Die Verfassungsbeschwerde betrifft den in § 305 AktG geregelten Abfindungsanspruch des außenstehenden Aktionärs im Falle eines so genannten überdauernden Spruchverfahrens.

I.

1. Die im Ausgangsverfahren vom Beschwerdeführer beklagte J... AG ist Rechtsnachfolgerin einer GmbH, die 1993 als herrschendes Unternehmen mit einer Aktiengesellschaft einen Beherrschungs- und Gewinnabführungsvertrag schloss. In dem Unternehmensvertrag verpflichtete sich die Rechtsvorgängerin der Beklagten, auf Verlangen eines außenstehenden Aktionärs der beherrschten Aktiengesellschaft (Minderheitsaktionär) dessen Aktien zu erwerben. Einige Aktionäre leiteten gegen die von den Vertragspartnern des Unternehmensvertrages für den Fall eines solchen Aktienerwerbsverlangens vereinbarte Abfindungshöhe ein gesellschaftsrechtliches Spruchverfahren ein (§ 1 Nr. 1 SpruchG). Dieses endete im September 2005 damit, dass die dem außenstehenden Aktionär zu gewährende Abfindung geringfügig erhöht wurde. Bereits während des laufenden Spruchverfahrens hatte die Beklagte den Unternehmensvertrag gekündigt.

Im April 2002, nach Beendigung des Unternehmensvertrages, aber noch vor Abschluss des Spruchverfahrens, forderte der Beschwerdeführer die Beklagte zur Zahlung einer Abfindung nebst Zinsen auf, Zug um Zug gegen Übertragung der von ihm gehaltenen Aktien des ehemals beherrschten Unternehmens. Deren Kurs war seit Anfang 2001 kontinuierlich gesunken und lag mittlerweile deutlich unter dem im Unternehmensvertrag vorgesehenen Abfindungsbetrag. Die Beklagte verweigerte die Erfüllung des geltend gemachten Anspruchs, worauf der Beschwerdeführer Klage erhob.
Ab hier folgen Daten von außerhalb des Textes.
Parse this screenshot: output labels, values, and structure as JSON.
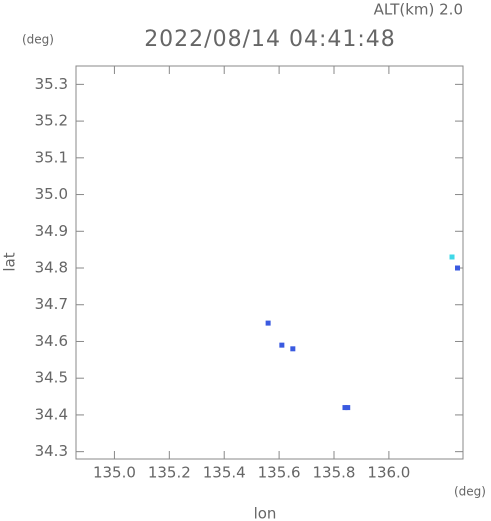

Das Landgericht wies die Klage ab. Der Beschwerdeführer sei beweisfällig dafür geblieben, dass er die Aktien vor Beendigung des Unternehmensvertrages erworben habe und deshalb ein abfindungsberechtigter außenstehender Aktionär sei. Auf die vom Beschwerdeführer eingelegte Berufung hin gab das Berufungsgericht seiner Klage statt (OLG Jena ZIP 2005, S. 525). Der Bundesgerichtshof stellte auf die Revision der Beklagten das landgerichtliche Urteil wieder her (BGHZ 167, 299). Zur Begründung führte er unter anderem aus, bei dem Abfindungsanspruch nach § 305 AktG handele es sich entgegen der Ansicht des Berufungsgerichts nicht um einen in der Aktie verkörperten Anspruch, der beim Verkauf der Aktie mit auf deren Erwerber übergehe. Vielmehr sei es ein originärer Anspruch, der nur dem außenstehenden Aktionär in Person zukomme. Der Abfindungsanspruch könne nur während des Bestehens des Beherrschungs- und Gewinnabführungsvertrages (Unternehmensvertrag) entstehen, weil es nur in diesem Zeitraum außenstehende Aktionäre im Sinne von § 305 Abs. 1 AktG gebe. Sofern der außenstehende Aktionär seine Aktie nach Beendigung des Unternehmensvertrages, aber während eines noch andauernden, so genannten vertragsüberdauernden Spruchverfahrens veräußere, könne er den Abfindungsanspruch nicht mehr geltend machen; denn er habe mit dem Ende seiner Mitgliedschaft bei der Gesellschaft - nach der Veräußerung der Aktie - seinen Dispositionsschutz als außenstehender Aktionär verloren. In der Person des Erwerbers der Aktie könne ein neuer Anspruch nicht entstehen, weil dieser nach der Beendigung des Unternehmensvertrages die Rechtsstellung des außenstehenden Aktionärs nicht mehr konstitutiv erlangen könne. Deshalb komme es darauf an, ob der Beschwerdeführer seine Aktien vor der Beendigung des Unternehmensvertrages erworben habe. Dies habe er nicht bewiesen.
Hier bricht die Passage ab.